Consider again the factorial example, using Peano arithmetic:
```ciao_runnable
:- module(_, _, [sr/bfall]).
%! \begin{focus}
factorial(0,s(0)).
factorial(s(N),F) :-
    factorial(N,F1),
    times(s(N),F1,F).
%! \end{focus}

nat_num(0).
nat_num(s(X)) :- nat_num(X).

times(0,Y,0) :- nat_num(Y).
times(s(X),Y,Z) :- plus(W,Y,Z), times(X,Y,W).

plus(0,Y,Y) :- nat_num(Y).
plus(s(X),Y,s(Z)) :- plus(X,Y,Z).
```

Load the program (click on **?**) and note some facts about this version:
  - It is fully reversible!
```ciao_runnable
?- factorial(X,s(s(s(s(s(s(0))))))).
```
  - But also inefficient (try progressively increasing the input below): 
```ciao_runnable
?- factorial(s(s(s(s(0)))),Y).
```

An alternative is to code it using ISO-Prolog arithmetic, i.e., `is/2`:
```ciao
 ... Z is X * Y ... 
```

Try in the following window to encode the factorial program using
`is/2`, following the instructions: 
```ciao_runnable
:- module(_, _, [assertions]).

:- test factorial(A, B) : (A = 0) => (B = 1) + (not_fails, is_det).
:- test factorial(A, B) : (A = 1) => (B = 1) + (not_fails, is_det).
:- test factorial(A, B) : (A = 2) => (B = 2) + (not_fails, is_det).
:- test factorial(A, B) : (A = 3) => (B = 6) + (not_fails, is_det).
:- test factorial(A, B) : (A = 4) => (B = 24) + (not_fails, is_det).
:- test factorial(A, B) : (A = 5) => (B = 120) + (not_fails, is_det).
:- test factorial(A, B) : (A = 0, B = 0) + (fails, is_det).
:- test factorial(A, B) : (A = 5, B = 125) + (fails, is_det).
:- test factorial(A, B) : (A = -1) + (fails, is_det).

%! \begin{hint}
% TASK 1 - Rewrite with Prolog arithmetic 
factorial(0,s(0)).    % TODO: Replace s(0) by 1
factorial(M,F) :-     % TODO: Make sure that M > 0
    M = s(N),         % TODO: Compute N from M using is/2 (note that N is 
    factorial(N,F1),  %       unbound, so you need to compute N from M!)
    times(M,F1,F).    % TODO: Replace times/3 by a call to is/2 (using *)
% When you are done, press the face ("Run tests") to check you program.
% You can also use the arrow to "Load into playground".
%! \end{hint}
%! \begin{solution}
factorial(0,1). 
factorial(N,F) :-
    N > 0,
    N1 is N-1,
    factorial(N1,F1),
    F is F1*N.
%! \end{solution}
```

You can also click on **Show solution** to load the solution in the
edit area. 

Note that this type of arithmetic provides a (large!) performance
gain.
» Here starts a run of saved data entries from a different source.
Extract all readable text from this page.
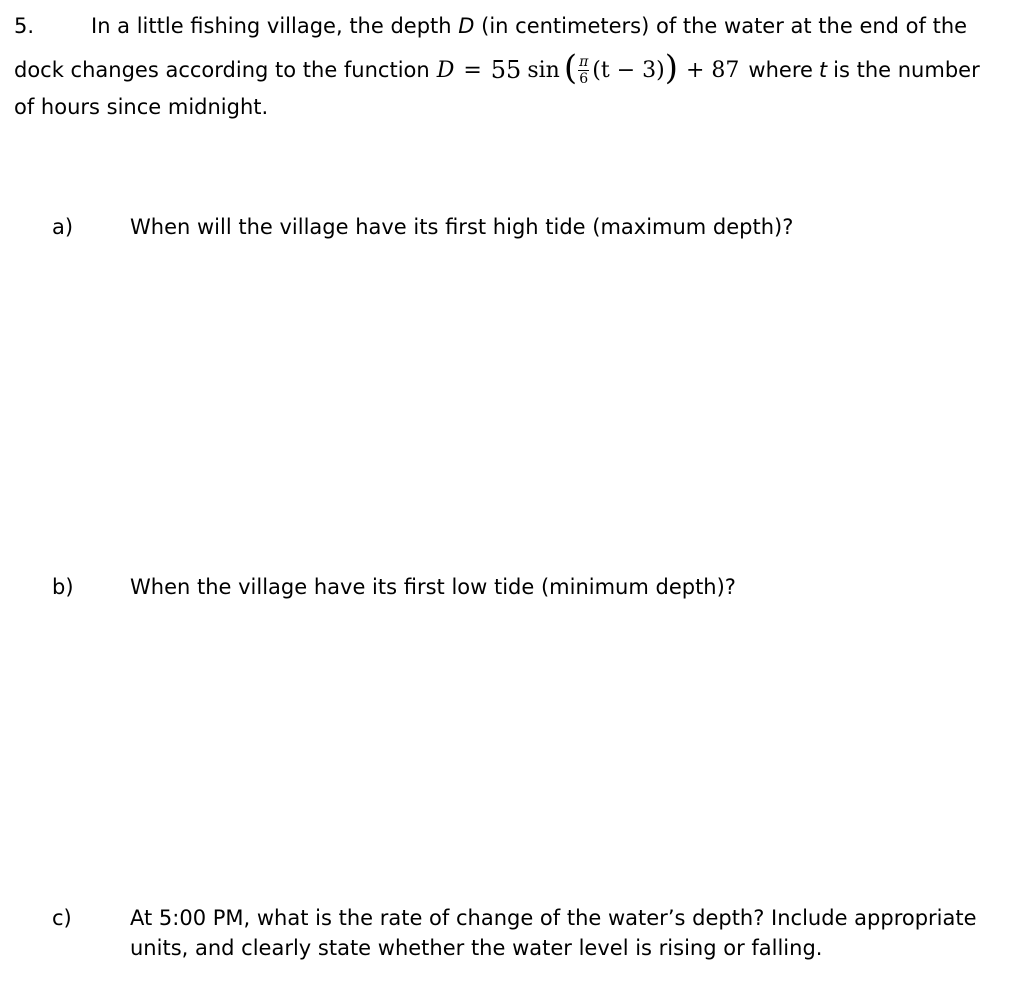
5.	In a little fishing village, the depth D (in centimeters) of the water at the end of the
dock changes according to the function D = 55 sin ( $\frac{\pi}{6} (t - 3)$ ) + 87 where t is the number
of hours since midnight.
a)	When will the village have its first high tide (maximum depth)?
b)	When the village have its first low tide (minimum depth)?
c)	At 5:00 PM, what is the rate of change of the water’s depth? Include appropriate
units, and clearly state whether the water level is rising or falling.
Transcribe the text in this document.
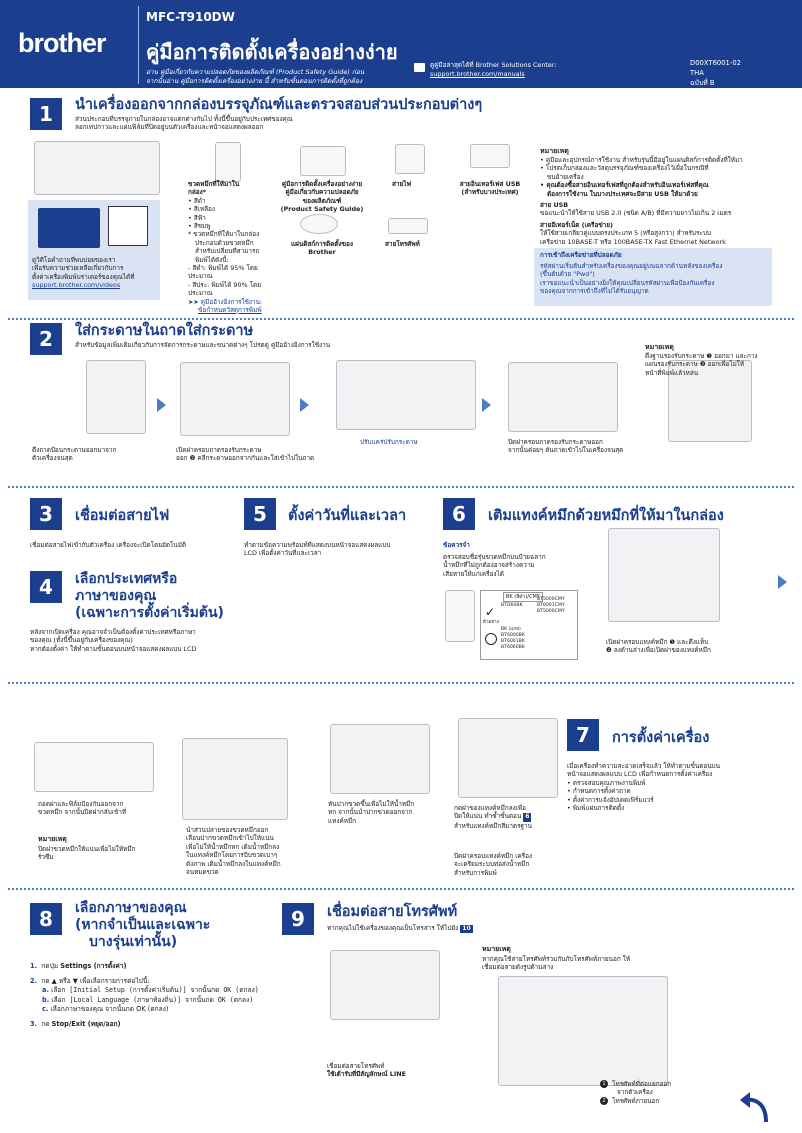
brother
MFC-T910DW
คู่มือการติดตั้งเครื่องอย่างง่าย
อ่าน คู่มือเกี่ยวกับความปลอดภัยของผลิตภัณฑ์ (Product Safety Guide) ก่อน
จากนั้นอ่าน คู่มือการติดตั้งเครื่องอย่างง่าย นี้ สำหรับขั้นตอนการติดตั้งที่ถูกต้อง
ดูคู่มือล่าสุดได้ที่ Brother Solutions Center:
support.brother.com/manuals
D00XT6001-02
THA
ฉบับที่ B
1	นำเครื่องออกจากกล่องบรรจุภัณฑ์และตรวจสอบส่วนประกอบต่างๆ
ส่วนประกอบที่บรรจุภายในกล่องอาจแตกต่างกันไป ทั้งนี้ขึ้นอยู่กับประเทศของคุณ
ลอกเทปกาวและแผ่นฟิล์มที่ปิดอยู่บนตัวเครื่องและหน้าจอแสดงผลออก
ขวดหมึกที่ให้มาใน
กล่อง*
• สีดำ
• สีเหลือง
• สีฟ้า
• สีชมพู
* ขวดหมึกที่ให้มาในกล่อง
ประกอบด้วยขวดหมึก
สำหรับเปลี่ยนที่สามารถ
พิมพ์ได้ดังนี้:
- สีดำ: พิมพ์ได้ 95% โดยประมาณ
- สีประ: พิมพ์ได้ 90% โดยประมาณ
➤➤ คู่มืออ้างอิงการใช้งาน:
ข้อกำหนดวัสดุการพิมพ์
คู่มือการติดตั้งเครื่องอย่างง่าย
คู่มือเกี่ยวกับความปลอดภัย
ของผลิตภัณฑ์
(Product Safety Guide)
สายไฟ	สายอินเทอร์เฟส USB
(สำหรับบางประเทศ)
แผ่นดิสก์การติดตั้งของ
Brother
สายโทรศัพท์
ดูวิดีโอคำถามที่พบบ่อยของเรา
เพื่อรับความช่วยเหลือเกี่ยวกับการ
ตั้งค่าเครื่องพิมพ์บราเดอร์ของคุณได้ที่
support.brother.com/videos
หมายเหตุ
• คู่มือและอุปกรณ์การใช้งาน สำหรับรุ่นนี้มีอยู่ในแผ่นดิสก์การติดตั้งที่ให้มา
• โปรดเก็บกล่องและวัสดุบรรจุภัณฑ์ของเครื่องไว้เผื่อในกรณีที่
ขนย้ายเครื่อง
• คุณต้องซื้อสายอินเทอร์เฟสที่ถูกต้องสำหรับอินเทอร์เฟสที่คุณ
ต้องการใช้งาน ในบางประเทศจะมีสาย USB ให้มาด้วย
สาย USB
ขอแนะนำให้ใช้สาย USB 2.0 (ชนิด A/B) ที่มีความยาวไม่เกิน 2 เมตร
สายอีเทอร์เน็ต (เครือข่าย)
ให้ใช้สายเกลียวคู่แบบตรงประเภท 5 (หรือสูงกว่า) สำหรับระบบ
เครือข่าย 10BASE-T หรือ 100BASE-TX Fast Ethernet Network
การเข้าถึงเครือข่ายที่ปลอดภัย
รหัสผ่านเริ่มต้นสำหรับเครื่องของคุณอยู่บนฉลากด้านหลังของเครื่อง
(ขึ้นต้นด้วย "Pwd")
เราขอแนะนำเป็นอย่างยิ่งให้คุณเปลี่ยนรหัสผ่านเพื่อป้องกันเครื่อง
ของคุณจากการเข้าถึงที่ไม่ได้รับอนุญาต
2	ใส่กระดาษในถาดใส่กระดาษ
สำหรับข้อมูลเพิ่มเติมเกี่ยวกับการจัดการกระดาษและขนาดต่างๆ โปรดดู คู่มืออ้างอิงการใช้งาน
ดึงถาดป้อนกระดาษออกมาจาก
ตัวเครื่องจนสุด
เปิดฝาครอบถาดรองรับกระดาษ
ออก ❷ คลี่กระดาษออกจากกันและใส่เข้าไปในถาด
ปรับแคร่ปรับกระดาษ	ปิดฝาครอบถาดรองรับกระดาษออก
จากนั้นค่อยๆ ดันถาดเข้าไปในเครื่องจนสุด
หมายเหตุ
ดึงฐานรองรับกระดาษ ❶ ออกมา และกาง
แผ่นรองรับกระดาษ ❷ ออกเพื่อไม่ให้
หน้าที่พิมพ์แล้วหล่น
3	เชื่อมต่อสายไฟ
เชื่อมต่อสายไฟเข้ากับตัวเครื่อง เครื่องจะเปิดโดยอัตโนมัติ
5	ตั้งค่าวันที่และเวลา
ทำตามข้อความพร้อมท์ที่แสดงบนหน้าจอแสดงผลแบบ
LCD เพื่อตั้งค่าวันที่และเวลา
6	เติมแทงค์หมึกด้วยหมึกที่ให้มาในกล่อง
ข้อควรจำ
ตรวจสอบชื่อรุ่นขวดหมึกบนป้ายฉลาก
น้ำหมึกที่ไม่ถูกต้องอาจสร้างความ
เสียหายให้แก่เครื่องได้
BK (สีดำ)/CMY
✓ BTD60BK
BT5000CMY
BT6001CMY
BT5000CMY
ตัวอย่าง
BK (แกล)
BT6000BK
BT6001BK
BT6060BK
เปิดฝาครอบแทงค์หมึก ❶ และดึงแท็บ
❷ ลงด้านล่างเพื่อเปิดฝาของแทงค์หมึก
4	เลือกประเทศหรือ
ภาษาของคุณ
(เฉพาะการตั้งค่าเริ่มต้น)
หลังจากเปิดเครื่อง คุณอาจจำเป็นต้องตั้งค่าประเทศหรือภาษา
ของคุณ (ทั้งนี้ขึ้นอยู่กับเครื่องของคุณ)
หากต้องตั้งค่า ให้ทำตามขั้นตอนบนหน้าจอแสดงผลแบบ LCD
ถอดฝาและฟิล์มป้องกันออกจาก
ขวดหมึก จากนั้นปิดฝากลับเข้าที่
หมายเหตุ
ปิดฝาขวดหมึกให้แน่นเพื่อไม่ให้หมึก
รั่วซึม
นำส่วนปลายของขวดหมึกออก
เลื่อนปากขวดหมึกเข้าไปให้แน่น
เพื่อไม่ให้น้ำหมึกหก เติมน้ำหมึกลง
ในแทงค์หมึกโดยการบีบขวดเบาๆ
ดังภาพ เติมน้ำหมึกลงในแทงค์หมึก
จนหมดขวด
หันปากขวดขึ้นเพื่อไม่ให้น้ำหมึก
หก จากนั้นนำปากขวดออกจาก
แทงค์หมึก
กดฝาของแทงค์หมึกลงเพื่อ
ปิดให้แน่น ทำซ้ำขั้นตอน 6
สำหรับแทงค์หมึกสีมาตรฐาน
ปิดฝาครอบแทงค์หมึก เครื่อง
จะเตรียมระบบท่อส่งน้ำหมึก
สำหรับการพิมพ์
7	การตั้งค่าเครื่อง
เมื่อเครื่องทำความสะอาดเสร็จแล้ว ให้ทำตามขั้นตอนบน
หน้าจอแสดงผลแบบ LCD เพื่อกำหนดการตั้งค่าเครื่อง
• ตรวจสอบคุณภาพงานพิมพ์
• กำหนดการตั้งค่าถาด
• ตั้งค่าการแจ้งอัปเดตเฟิร์มแวร์
• พิมพ์แผ่นการติดตั้ง
8	เลือกภาษาของคุณ
(หากจำเป็นและเฉพาะ
บางรุ่นเท่านั้น)
1. กดปุ่ม Settings (การตั้งค่า)
2. กด ▲ หรือ ▼ เพื่อเลือกรายการต่อไปนี้:
a. เลือก [Initial Setup (การตั้งค่าเริ่มต้น)] จากนั้นกด OK (ตกลง)
b. เลือก [Local Language (ภาษาท้องถิ่น)] จากนั้นกด OK (ตกลง)
c. เลือกภาษาของคุณ จากนั้นกด OK (ตกลง)
3. กด Stop/Exit (หยุด/ออก)
9	เชื่อมต่อสายโทรศัพท์
หากคุณไม่ใช้เครื่องของคุณเป็นโทรสาร ให้ไปยัง 10
เชื่อมต่อสายโทรศัพท์
ใช้เต้ารับที่มีสัญลักษณ์ LINE
หมายเหตุ
หากคุณใช้สายโทรศัพท์ร่วมกันกับโทรศัพท์ภายนอก ให้
เชื่อมต่อสายดังรูปด้านล่าง
1 โทรศัพท์ที่ต่อแยกออก
จากตัวเครื่อง
2 โทรศัพท์ภายนอก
But it also has limitations: it only works in one direction,
i.e., the second argument of `is/2` must be bound to an arithmetic
term. Thus, wrong goal order in your solution above can raise an error
(e.g., moving the last call to `is/2` before the call to factorial).

Meta-logical tests (see later) can be used to improve this, but we
will see later a more elegant solution: using constraints!